Long-term care insurance can be an excellent investment in your future – after all, none of us know what’s going to happen as we get older, and should you require ongoing nursing care at some point you’ll need to find a way to fund that treatment. However, that doesn’t mean that the process of choosing between the different long term care insurance companies will be an easy one. Not all policies are created equal, and there are a surprising number of pitfalls that can befall the unwary investor. So, how do you avoid making a mistake when choosing the right provider for you?
Don’t Assume Group Cover is The Best Deal
If you’re thinking of buying a long-term care policy through your employer, you might want to reconsider. It’s often possible to obtain better benefits at a lower cost if you buy your policy individually. Long-term care insurance policies that are individually underwritten usually offer a significant discount for being partnered or married and for being in “Preferred” health. These discounts could up to 40% or even 50%. These discounts are rarely offered with group policies which come at a standard rate. Also, group policies often have lower benefits for care provided within an assisted living facilities or at home, and this can represent a benefit reduction of up to 50%. Individual policies, on the other hand, always provide policyholders with the option of being able to receive all their benefits in every type of setting.
Don’t Confuse The Two Kinds Of Inflation Protection
Typically, long-term care coverage is available with two kinds of inflation protection: Future Purchase Option and Automatic Inflation.
Many buyers aged under 65 make the huge mistake of choosing a policy that offers only the Future Purchase Option rather than the Automatic Inflation option. With the automatic inflation option, the benefits increase each year by a chosen factor while the premium remains level. With Future Purchase Options, however, the premium starts out lower but then increases once you decide to purchase more coverage. Trying to keep up with the rate of inflation will then mean that your premium, eventually, will work out much higher.
Don’t Buy The Wrong Amount Of Cover
The cost of long-term care averages to around $6,000 monthly.
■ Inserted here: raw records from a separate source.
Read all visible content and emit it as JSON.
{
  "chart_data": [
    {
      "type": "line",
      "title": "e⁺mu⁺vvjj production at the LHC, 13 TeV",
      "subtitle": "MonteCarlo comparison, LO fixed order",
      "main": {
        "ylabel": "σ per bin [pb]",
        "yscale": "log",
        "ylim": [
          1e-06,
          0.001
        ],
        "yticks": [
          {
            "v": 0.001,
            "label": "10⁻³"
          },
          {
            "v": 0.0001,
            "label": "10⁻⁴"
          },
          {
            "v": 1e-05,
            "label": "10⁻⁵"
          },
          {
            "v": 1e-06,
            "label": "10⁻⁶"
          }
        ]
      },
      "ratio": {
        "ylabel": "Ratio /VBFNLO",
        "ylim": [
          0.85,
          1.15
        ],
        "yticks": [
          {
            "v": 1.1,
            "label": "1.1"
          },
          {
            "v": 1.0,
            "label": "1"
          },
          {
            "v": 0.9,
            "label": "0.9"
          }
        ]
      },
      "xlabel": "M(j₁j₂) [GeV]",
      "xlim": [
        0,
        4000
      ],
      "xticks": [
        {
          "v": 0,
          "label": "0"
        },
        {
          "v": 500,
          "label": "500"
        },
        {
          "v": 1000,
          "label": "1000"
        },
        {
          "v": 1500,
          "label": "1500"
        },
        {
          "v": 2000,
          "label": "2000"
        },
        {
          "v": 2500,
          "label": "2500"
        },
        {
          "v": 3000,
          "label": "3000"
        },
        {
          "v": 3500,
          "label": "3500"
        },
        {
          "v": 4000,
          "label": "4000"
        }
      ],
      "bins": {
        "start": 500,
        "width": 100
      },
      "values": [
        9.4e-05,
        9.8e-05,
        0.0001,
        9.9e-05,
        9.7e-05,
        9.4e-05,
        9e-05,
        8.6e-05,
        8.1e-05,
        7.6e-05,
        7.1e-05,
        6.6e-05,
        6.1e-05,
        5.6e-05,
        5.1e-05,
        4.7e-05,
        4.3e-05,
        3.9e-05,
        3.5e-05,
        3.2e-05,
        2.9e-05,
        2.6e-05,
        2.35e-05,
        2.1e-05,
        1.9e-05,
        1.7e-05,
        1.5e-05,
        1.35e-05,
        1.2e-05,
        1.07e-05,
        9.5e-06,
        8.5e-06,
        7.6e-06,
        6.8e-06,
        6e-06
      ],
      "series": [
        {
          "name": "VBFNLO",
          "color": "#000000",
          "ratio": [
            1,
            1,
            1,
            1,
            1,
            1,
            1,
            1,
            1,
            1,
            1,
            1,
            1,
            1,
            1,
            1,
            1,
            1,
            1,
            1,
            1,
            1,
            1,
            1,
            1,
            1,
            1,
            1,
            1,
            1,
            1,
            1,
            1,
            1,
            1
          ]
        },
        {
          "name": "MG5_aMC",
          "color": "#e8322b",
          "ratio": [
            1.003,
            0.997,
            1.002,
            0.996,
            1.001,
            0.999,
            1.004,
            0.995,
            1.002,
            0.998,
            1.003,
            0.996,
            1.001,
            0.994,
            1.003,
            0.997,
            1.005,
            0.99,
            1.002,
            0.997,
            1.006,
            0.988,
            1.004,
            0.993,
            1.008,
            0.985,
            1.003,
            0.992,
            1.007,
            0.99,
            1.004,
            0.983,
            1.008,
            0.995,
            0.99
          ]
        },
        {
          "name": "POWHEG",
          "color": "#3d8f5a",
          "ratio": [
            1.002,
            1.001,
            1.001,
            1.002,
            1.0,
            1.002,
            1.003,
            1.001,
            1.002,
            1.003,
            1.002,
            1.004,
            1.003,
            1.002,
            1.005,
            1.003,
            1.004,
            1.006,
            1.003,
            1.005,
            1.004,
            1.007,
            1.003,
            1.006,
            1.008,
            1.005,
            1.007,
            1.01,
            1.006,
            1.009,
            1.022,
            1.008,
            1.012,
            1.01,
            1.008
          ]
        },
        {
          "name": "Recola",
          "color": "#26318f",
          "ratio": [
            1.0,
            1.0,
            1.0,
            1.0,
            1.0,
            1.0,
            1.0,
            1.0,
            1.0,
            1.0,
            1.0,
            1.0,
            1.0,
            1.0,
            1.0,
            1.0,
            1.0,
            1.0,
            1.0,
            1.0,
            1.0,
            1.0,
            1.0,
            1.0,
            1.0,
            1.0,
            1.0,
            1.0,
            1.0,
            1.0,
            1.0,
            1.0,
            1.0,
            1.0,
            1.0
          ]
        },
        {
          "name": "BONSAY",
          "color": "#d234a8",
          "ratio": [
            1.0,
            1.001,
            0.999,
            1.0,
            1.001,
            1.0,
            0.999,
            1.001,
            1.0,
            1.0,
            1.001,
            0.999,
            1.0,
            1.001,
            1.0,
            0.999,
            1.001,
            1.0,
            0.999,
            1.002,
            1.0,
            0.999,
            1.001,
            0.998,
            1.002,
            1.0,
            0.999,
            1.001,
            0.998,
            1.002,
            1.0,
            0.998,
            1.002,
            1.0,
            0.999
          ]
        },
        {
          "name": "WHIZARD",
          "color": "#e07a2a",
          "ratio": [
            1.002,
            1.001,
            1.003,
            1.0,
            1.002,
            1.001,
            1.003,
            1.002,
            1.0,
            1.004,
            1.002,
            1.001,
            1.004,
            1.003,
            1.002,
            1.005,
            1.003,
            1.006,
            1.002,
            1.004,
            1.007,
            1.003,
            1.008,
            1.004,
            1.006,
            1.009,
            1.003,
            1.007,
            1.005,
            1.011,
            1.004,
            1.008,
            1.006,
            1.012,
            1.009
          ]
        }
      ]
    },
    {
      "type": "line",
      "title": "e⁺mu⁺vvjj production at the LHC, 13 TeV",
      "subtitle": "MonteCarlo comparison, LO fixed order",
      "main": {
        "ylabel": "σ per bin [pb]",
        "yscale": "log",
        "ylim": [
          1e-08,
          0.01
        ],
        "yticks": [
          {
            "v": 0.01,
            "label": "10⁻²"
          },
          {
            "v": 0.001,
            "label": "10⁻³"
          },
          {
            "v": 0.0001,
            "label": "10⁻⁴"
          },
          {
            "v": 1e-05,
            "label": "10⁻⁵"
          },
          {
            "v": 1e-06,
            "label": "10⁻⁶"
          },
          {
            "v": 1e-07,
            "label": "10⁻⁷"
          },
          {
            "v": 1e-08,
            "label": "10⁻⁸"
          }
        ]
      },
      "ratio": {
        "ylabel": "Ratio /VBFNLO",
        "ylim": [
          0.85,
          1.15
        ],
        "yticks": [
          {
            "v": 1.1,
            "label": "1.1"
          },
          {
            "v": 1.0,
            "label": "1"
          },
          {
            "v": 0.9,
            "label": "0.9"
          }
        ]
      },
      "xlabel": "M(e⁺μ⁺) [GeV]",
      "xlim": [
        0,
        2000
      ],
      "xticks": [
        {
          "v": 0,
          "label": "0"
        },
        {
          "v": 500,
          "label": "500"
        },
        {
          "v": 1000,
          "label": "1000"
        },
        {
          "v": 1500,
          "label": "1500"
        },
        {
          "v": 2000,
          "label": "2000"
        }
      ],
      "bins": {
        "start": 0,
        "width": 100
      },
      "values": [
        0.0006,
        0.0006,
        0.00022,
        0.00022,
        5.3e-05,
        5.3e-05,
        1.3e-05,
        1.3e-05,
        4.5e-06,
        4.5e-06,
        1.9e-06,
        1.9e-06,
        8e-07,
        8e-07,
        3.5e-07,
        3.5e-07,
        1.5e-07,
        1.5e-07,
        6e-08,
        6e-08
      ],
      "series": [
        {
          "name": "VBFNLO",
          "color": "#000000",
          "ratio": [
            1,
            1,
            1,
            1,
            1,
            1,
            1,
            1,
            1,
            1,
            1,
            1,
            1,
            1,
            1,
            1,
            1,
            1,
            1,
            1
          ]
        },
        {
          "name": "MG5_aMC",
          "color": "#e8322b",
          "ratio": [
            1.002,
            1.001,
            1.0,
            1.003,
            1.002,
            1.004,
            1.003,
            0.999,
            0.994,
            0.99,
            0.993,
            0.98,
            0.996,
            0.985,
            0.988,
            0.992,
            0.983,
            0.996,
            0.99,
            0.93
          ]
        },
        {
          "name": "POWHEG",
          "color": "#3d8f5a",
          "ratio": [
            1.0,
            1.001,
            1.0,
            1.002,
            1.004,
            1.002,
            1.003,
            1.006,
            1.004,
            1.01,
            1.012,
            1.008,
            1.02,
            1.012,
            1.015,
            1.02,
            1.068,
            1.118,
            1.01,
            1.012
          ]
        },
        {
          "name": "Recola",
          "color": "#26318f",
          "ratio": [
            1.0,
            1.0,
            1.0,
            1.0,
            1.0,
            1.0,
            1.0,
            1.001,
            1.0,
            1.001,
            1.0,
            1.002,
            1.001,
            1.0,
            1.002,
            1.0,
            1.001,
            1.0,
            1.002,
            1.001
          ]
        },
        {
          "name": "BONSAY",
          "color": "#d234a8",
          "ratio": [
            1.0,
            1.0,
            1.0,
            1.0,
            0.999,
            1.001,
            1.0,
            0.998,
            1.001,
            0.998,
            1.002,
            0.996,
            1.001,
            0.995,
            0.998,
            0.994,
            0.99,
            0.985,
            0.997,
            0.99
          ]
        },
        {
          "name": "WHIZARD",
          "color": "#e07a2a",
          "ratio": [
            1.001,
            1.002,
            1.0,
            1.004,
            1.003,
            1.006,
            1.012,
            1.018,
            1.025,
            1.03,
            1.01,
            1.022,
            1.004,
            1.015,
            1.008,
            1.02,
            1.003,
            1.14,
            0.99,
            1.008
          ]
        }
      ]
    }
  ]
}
So, doesn’t that mean you should buy that value in benefits? Not necessarily. Costs vary depending on where you live, so you need to work out what the cost of long-term care will be in the area in which you’ll be retiring. Also, bear in mind that there may be other sources of income like your pension which could supplement your costs.
Don’t Choose The Wrong Provider
When you take out a long-term care policy, you might not make a claim for several decades. However, you need to be confident that your chosen provider will still be around in the future should you need to make a claim. Choose a stable, large company which you can depend on.
Follow this advice, and you should find that you invest in the right long-term care policy for you, without falling foul of the pitfalls.